Breast Cancer genes found in both men and women; here's all you need to know about BRCA and genetic testing
Previous studies have shown that mutations (change in the structure) in the Breast Cancer (BRCA) genes in men can increase the risk of breast cancer, prostate cancer, and other cancers
According to the World Health Organisation, breast cancer is the most frequently occurring cancer in women, affecting more than 21 lakh women every year. Breast cancer and ovarian cancer is determined by mutations in a prominent gene present in the body known as the Breast Cancer Gene (BRCA). The BRCA genes are not only present in women but men too.

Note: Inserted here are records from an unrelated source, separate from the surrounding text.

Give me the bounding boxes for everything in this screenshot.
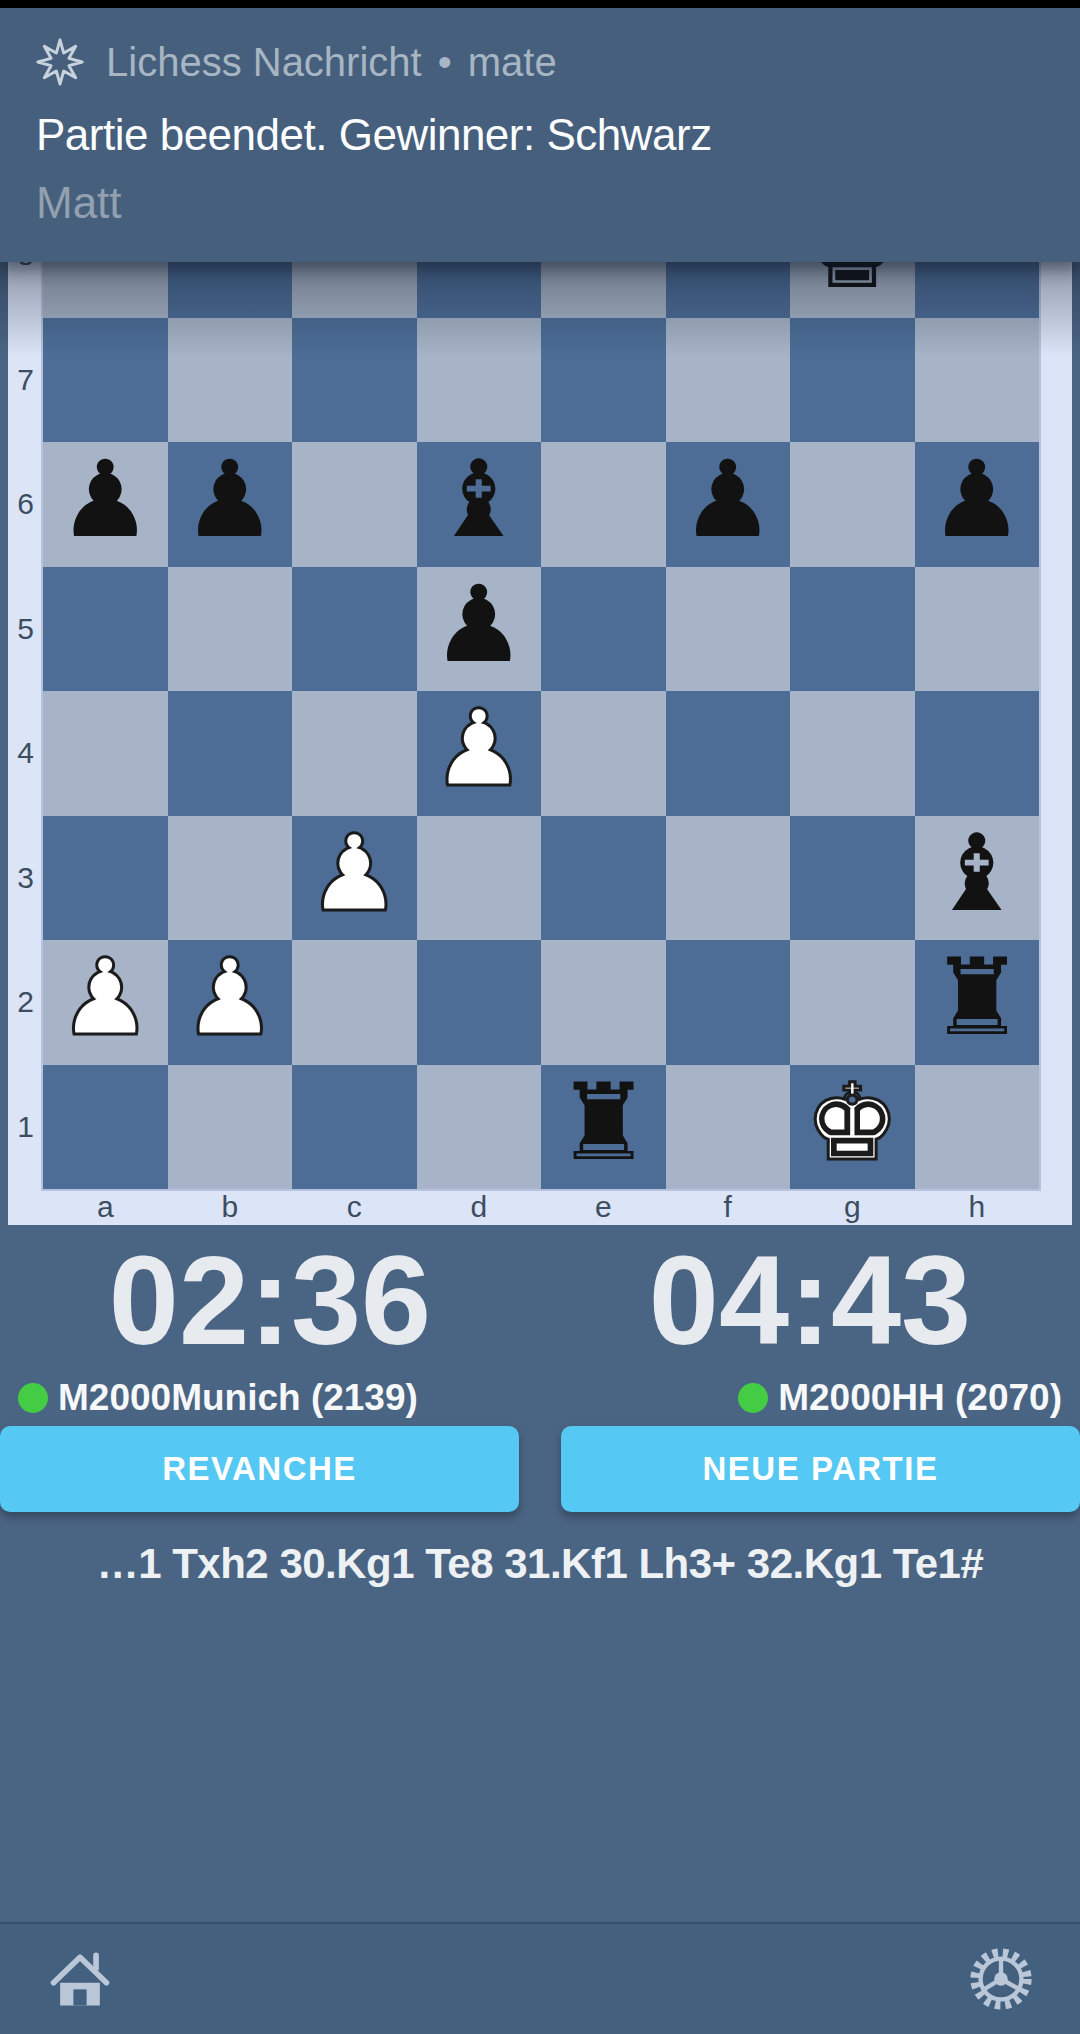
- piece-white-pawn-d4[interactable]: ♟: [431, 696, 526, 802]
- notification-separator: •: [438, 40, 452, 84]
- square-a2[interactable]: ♟: [43, 940, 168, 1065]
- square-f5[interactable]: [666, 567, 791, 692]
- rank-label-4: 4: [8, 691, 43, 816]
- square-c8[interactable]: [292, 262, 417, 318]
- piece-black-bishop-d6[interactable]: ♝: [431, 447, 526, 553]
- square-a5[interactable]: [43, 567, 168, 692]
- file-label-a: a: [43, 1189, 168, 1225]
- square-a6[interactable]: ♟: [43, 442, 168, 567]
- square-d3[interactable]: [417, 816, 542, 941]
- square-d1[interactable]: [417, 1065, 542, 1190]
- file-label-g: g: [790, 1189, 915, 1225]
- file-label-e: e: [541, 1189, 666, 1225]
- square-b7[interactable]: [168, 318, 293, 443]
- piece-black-pawn-b6[interactable]: ♟: [182, 447, 277, 553]
- clocks-row: 02:36 04:43: [0, 1238, 1080, 1364]
- online-status-dot: [18, 1383, 48, 1413]
- square-h7[interactable]: [915, 318, 1040, 443]
- square-f4[interactable]: [666, 691, 791, 816]
- square-e5[interactable]: [541, 567, 666, 692]
- square-g3[interactable]: [790, 816, 915, 941]
- new-game-button[interactable]: NEUE PARTIE: [561, 1426, 1080, 1512]
- square-d8[interactable]: [417, 262, 542, 318]
- square-c7[interactable]: [292, 318, 417, 443]
- rank-label-7: 7: [8, 318, 43, 443]
- spacer: [0, 1588, 1080, 1922]
- rank-label-1: 1: [8, 1065, 43, 1190]
- bottom-nav-bar: [0, 1922, 1080, 2034]
- piece-black-rook-h2[interactable]: ♜: [929, 945, 1024, 1051]
- rank-labels: 87654321: [8, 262, 43, 1189]
- piece-white-pawn-b2[interactable]: ♟: [182, 945, 277, 1051]
- square-b4[interactable]: [168, 691, 293, 816]
- square-d5[interactable]: ♟: [417, 567, 542, 692]
- square-f2[interactable]: [666, 940, 791, 1065]
- rank-label-2: 2: [8, 940, 43, 1065]
- piece-white-pawn-a2[interactable]: ♟: [58, 945, 153, 1051]
- piece-white-pawn-c3[interactable]: ♟: [307, 821, 402, 927]
- chess-board[interactable]: ♚♟♟♝♟♟♟♟♟♝♟♟♜♜♚: [43, 262, 1039, 1189]
- square-e8[interactable]: [541, 262, 666, 318]
- square-h3[interactable]: ♝: [915, 816, 1040, 941]
- square-f6[interactable]: ♟: [666, 442, 791, 567]
- file-label-f: f: [666, 1189, 791, 1225]
- file-label-b: b: [168, 1189, 293, 1225]
- square-e2[interactable]: [541, 940, 666, 1065]
- chess-board-viewport: 87654321 ♚♟♟♝♟♟♟♟♟♝♟♟♜♜♚ abcdefgh: [0, 262, 1080, 1226]
- square-d4[interactable]: ♟: [417, 691, 542, 816]
- file-labels: abcdefgh: [43, 1189, 1039, 1225]
- square-b6[interactable]: ♟: [168, 442, 293, 567]
- square-g8[interactable]: ♚: [790, 262, 915, 318]
- square-a7[interactable]: [43, 318, 168, 443]
- square-b1[interactable]: [168, 1065, 293, 1190]
- square-c3[interactable]: ♟: [292, 816, 417, 941]
- square-f8[interactable]: [666, 262, 791, 318]
- chess-board-frame: 87654321 ♚♟♟♝♟♟♟♟♟♝♟♟♜♜♚ abcdefgh: [8, 262, 1072, 1225]
- file-label-h: h: [915, 1189, 1040, 1225]
- square-f7[interactable]: [666, 318, 791, 443]
- square-g7[interactable]: [790, 318, 915, 443]
- player-left: M2000Munich (2139): [0, 1374, 540, 1422]
- square-b8[interactable]: [168, 262, 293, 318]
- square-h5[interactable]: [915, 567, 1040, 692]
- notification-title-row: Lichess Nachricht • mate: [36, 8, 1044, 86]
- file-label-c: c: [292, 1189, 417, 1225]
- piece-white-king-g1[interactable]: ♚: [805, 1070, 900, 1176]
- player-right: M2000HH (2070): [540, 1374, 1080, 1422]
- piece-black-pawn-a6[interactable]: ♟: [58, 447, 153, 553]
- square-g1[interactable]: ♚: [790, 1065, 915, 1190]
- square-d2[interactable]: [417, 940, 542, 1065]
- square-c2[interactable]: [292, 940, 417, 1065]
- square-c1[interactable]: [292, 1065, 417, 1190]
- player-left-name: M2000Munich (2139): [58, 1377, 418, 1419]
- status-bar: [0, 0, 1080, 8]
- square-e6[interactable]: [541, 442, 666, 567]
- rematch-button[interactable]: REVANCHE: [0, 1426, 519, 1512]
- square-a4[interactable]: [43, 691, 168, 816]
- game-result-message: Partie beendet. Gewinner: Schwarz: [36, 110, 1044, 160]
- move-list: …1 Txh2 30.Kg1 Te8 31.Kf1 Lh3+ 32.Kg1 Te…: [0, 1540, 1080, 1588]
- file-label-d: d: [417, 1189, 542, 1225]
- square-c5[interactable]: [292, 567, 417, 692]
- piece-black-pawn-f6[interactable]: ♟: [680, 447, 775, 553]
- square-a1[interactable]: [43, 1065, 168, 1190]
- notification-header: Lichess Nachricht • mate Partie beendet.…: [0, 8, 1080, 262]
- home-icon[interactable]: [44, 1945, 116, 2013]
- square-h6[interactable]: ♟: [915, 442, 1040, 567]
- rank-label-3: 3: [8, 816, 43, 941]
- square-d7[interactable]: [417, 318, 542, 443]
- square-g5[interactable]: [790, 567, 915, 692]
- rank-label-8: 8: [8, 262, 43, 318]
- square-h4[interactable]: [915, 691, 1040, 816]
- square-f1[interactable]: [666, 1065, 791, 1190]
- square-g2[interactable]: [790, 940, 915, 1065]
- square-h1[interactable]: [915, 1065, 1040, 1190]
- square-b2[interactable]: ♟: [168, 940, 293, 1065]
- square-b5[interactable]: [168, 567, 293, 692]
- square-a8[interactable]: [43, 262, 168, 318]
- piece-black-rook-e1[interactable]: ♜: [556, 1070, 651, 1176]
- piece-black-pawn-h6[interactable]: ♟: [929, 447, 1024, 553]
- app-root: Lichess Nachricht • mate Partie beendet.…: [0, 0, 1080, 2034]
- clock-left: 02:36: [0, 1238, 540, 1364]
- square-f3[interactable]: [666, 816, 791, 941]
- settings-gear-icon[interactable]: [966, 1944, 1036, 2014]
- clock-right: 04:43: [540, 1238, 1080, 1364]
- notification-tag: mate: [468, 40, 557, 84]
- square-g6[interactable]: [790, 442, 915, 567]
- rank-label-6: 6: [8, 442, 43, 567]
- square-h2[interactable]: ♜: [915, 940, 1040, 1065]
- player-right-name: M2000HH (2070): [778, 1377, 1062, 1419]
- square-a3[interactable]: [43, 816, 168, 941]
- square-h8[interactable]: [915, 262, 1040, 318]
- square-g4[interactable]: [790, 691, 915, 816]
- piece-black-bishop-h3[interactable]: ♝: [929, 821, 1024, 927]
- square-b3[interactable]: [168, 816, 293, 941]
- game-result-detail: Matt: [36, 178, 1044, 228]
- notification-source: Lichess Nachricht: [106, 40, 422, 84]
- action-buttons-row: REVANCHE NEUE PARTIE: [0, 1426, 1080, 1512]
- players-row: M2000Munich (2139) M2000HH (2070): [0, 1374, 1080, 1422]
- notification-star-icon: [36, 38, 84, 86]
- square-e1[interactable]: ♜: [541, 1065, 666, 1190]
- rank-label-5: 5: [8, 567, 43, 692]
- online-status-dot: [738, 1383, 768, 1413]
- square-c6[interactable]: [292, 442, 417, 567]
- piece-black-pawn-d5[interactable]: ♟: [431, 572, 526, 678]
- square-e4[interactable]: [541, 691, 666, 816]
- square-c4[interactable]: [292, 691, 417, 816]
- square-e7[interactable]: [541, 318, 666, 443]
- piece-black-king-g8[interactable]: ♚: [805, 262, 900, 304]
- square-e3[interactable]: [541, 816, 666, 941]
- square-d6[interactable]: ♝: [417, 442, 542, 567]
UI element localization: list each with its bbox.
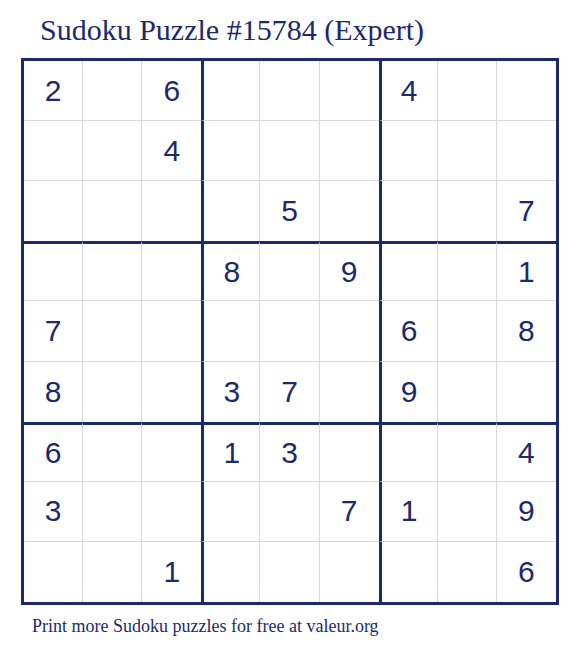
sudoku-cell-empty (320, 362, 379, 422)
sudoku-cell-given: 8 (201, 241, 260, 301)
sudoku-cell-empty (201, 61, 260, 121)
sudoku-cell-given: 2 (24, 61, 83, 121)
sudoku-cell-empty (83, 121, 142, 181)
sudoku-cell-given: 7 (497, 181, 556, 241)
sudoku-cell-empty (497, 61, 556, 121)
sudoku-cell-empty (438, 482, 497, 542)
sudoku-cell-empty (320, 181, 379, 241)
sudoku-cell-given: 9 (497, 482, 556, 542)
sudoku-cell-given: 7 (320, 482, 379, 542)
sudoku-cell-given: 1 (379, 482, 438, 542)
sudoku-grid: 26445789176883796134371916 (21, 58, 559, 605)
sudoku-cell-empty (260, 61, 319, 121)
sudoku-cell-given: 6 (142, 61, 201, 121)
sudoku-cell-empty (24, 121, 83, 181)
sudoku-cell-empty (83, 422, 142, 482)
sudoku-cell-given: 3 (201, 362, 260, 422)
sudoku-cell-empty (201, 181, 260, 241)
sudoku-cell-given: 3 (260, 422, 319, 482)
sudoku-cell-empty (83, 482, 142, 542)
sudoku-cell-empty (438, 121, 497, 181)
sudoku-cell-given: 4 (497, 422, 556, 482)
sudoku-cell-given: 1 (201, 422, 260, 482)
sudoku-cell-empty (260, 241, 319, 301)
sudoku-cell-empty (379, 542, 438, 602)
sudoku-cell-empty (142, 181, 201, 241)
sudoku-cell-empty (320, 422, 379, 482)
sudoku-cell-empty (83, 61, 142, 121)
sudoku-cell-empty (83, 362, 142, 422)
sudoku-cell-given: 9 (379, 362, 438, 422)
sudoku-cell-empty (438, 422, 497, 482)
sudoku-cell-given: 1 (497, 241, 556, 301)
sudoku-cell-empty (260, 121, 319, 181)
sudoku-cell-empty (83, 301, 142, 361)
sudoku-cell-empty (142, 241, 201, 301)
sudoku-cell-given: 3 (24, 482, 83, 542)
sudoku-cell-empty (201, 482, 260, 542)
sudoku-cell-empty (260, 482, 319, 542)
sudoku-cell-given: 4 (142, 121, 201, 181)
sudoku-cell-empty (379, 121, 438, 181)
sudoku-cell-empty (320, 542, 379, 602)
sudoku-cell-given: 8 (24, 362, 83, 422)
sudoku-cell-given: 9 (320, 241, 379, 301)
sudoku-cell-empty (24, 241, 83, 301)
page: Sudoku Puzzle #15784 (Expert) 2644578917… (0, 0, 580, 651)
sudoku-cell-given: 6 (379, 301, 438, 361)
sudoku-cell-empty (83, 181, 142, 241)
sudoku-cell-empty (142, 362, 201, 422)
sudoku-cell-empty (379, 241, 438, 301)
sudoku-cell-given: 6 (24, 422, 83, 482)
sudoku-cell-empty (201, 542, 260, 602)
sudoku-cell-given: 7 (260, 362, 319, 422)
sudoku-cell-given: 6 (497, 542, 556, 602)
sudoku-cell-empty (438, 181, 497, 241)
sudoku-cell-given: 8 (497, 301, 556, 361)
sudoku-cell-empty (201, 121, 260, 181)
sudoku-cell-empty (142, 422, 201, 482)
puzzle-title: Sudoku Puzzle #15784 (Expert) (40, 12, 424, 48)
sudoku-cell-empty (438, 301, 497, 361)
sudoku-cell-empty (24, 181, 83, 241)
sudoku-cell-empty (83, 241, 142, 301)
sudoku-cell-empty (379, 422, 438, 482)
sudoku-cell-empty (201, 301, 260, 361)
sudoku-cell-empty (438, 362, 497, 422)
sudoku-cell-empty (24, 542, 83, 602)
sudoku-cell-empty (438, 241, 497, 301)
sudoku-cell-empty (83, 542, 142, 602)
sudoku-cell-empty (379, 181, 438, 241)
sudoku-cell-empty (320, 121, 379, 181)
sudoku-cell-empty (497, 362, 556, 422)
sudoku-cell-empty (142, 482, 201, 542)
sudoku-cell-given: 5 (260, 181, 319, 241)
sudoku-cell-empty (497, 121, 556, 181)
sudoku-cell-empty (438, 542, 497, 602)
sudoku-cell-empty (260, 301, 319, 361)
footer-text: Print more Sudoku puzzles for free at va… (32, 616, 379, 637)
sudoku-cell-empty (142, 301, 201, 361)
sudoku-cell-empty (320, 61, 379, 121)
sudoku-cell-empty (320, 301, 379, 361)
sudoku-cell-given: 7 (24, 301, 83, 361)
sudoku-cell-empty (260, 542, 319, 602)
sudoku-cell-empty (438, 61, 497, 121)
sudoku-cell-given: 4 (379, 61, 438, 121)
sudoku-cell-given: 1 (142, 542, 201, 602)
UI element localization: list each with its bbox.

Moreover, previous studies have shown that mutations (change in the structure) in the BRCA genes in men can increase the risk of breast cancer, prostate cancer, and other cancers. Recently, the Food and Drug Administration (FDA) of the US, approved two new drugs, rucaparib and olaparib, specifically for men with BRCA-positive prostate cancer that has stopped responding to other treatment.
What is BRCA?
Each person has a DNA which forms the human body and helps it in functioning. Genes are a part of that DNA which gives each individual different traits. For instance, if a person has the genes for blue eyes, they will have blue coloured eyes. Similarly, BRCA is a type of gene which stands for Breast Cancer. There are two types of BRCA genes: BRCA1 and BRCA2. These genes produce tumour suppressor proteins which then help in repairing the damaged DNA.
Whenever there is an alteration (mutation) in any of these genes, there is either an absence of the protein formation or formation of faulty proteins. These faulty proteins are incapable of repairing the DNA damage, thus increasing the risk of cancer.
What all cancers have been linked to mutations in BRCA?
Mutations in BRCA1 and BRCA2 can increase the risk of several cancers in both men and women. In women, the mutation of BRCA can lead to the cancer of the breast, ovaries, fallopian tube and peritoneum. In men, BRCA mutations can increase the risk of breast cancer and prostate cancer. Harmful BRCA1 or BRCA2 mutations in both men and women can increase the risk of pancreatic cancer.
Can BRCA mutation run in family?
BRCA mutation can lead to cancer and cancers can run in the family. If you have a family member with a history of ovarian cancer, fallopian tube cancer, breast cancer, male breast cancer, prostate cancer, pancreatic cancer or even melanoma, then it is possible that a BRCA mutation is running in your family.
Are there any tests that can help detect mutations in BRCA1 and BRCA2?
Yes, there are several tests available that can help in determining harmful BRCA1 or BRCA2 gene mutation that has already been recognised in another family member. Multigene panel testing is one such test which uses next-generation sequencing to find out harmful mutations in many genes that are linked with an increased risk of breast and ovarian cancer along with BRCA1 and BRCA2.
For this test, the doctor studies the DNA derived from the blood or saliva samples.
If you have a family history of cancer, you can reach out to a doctor for genetic counselling and they’ll be able to guide you further and help you decide if you need genetic testing.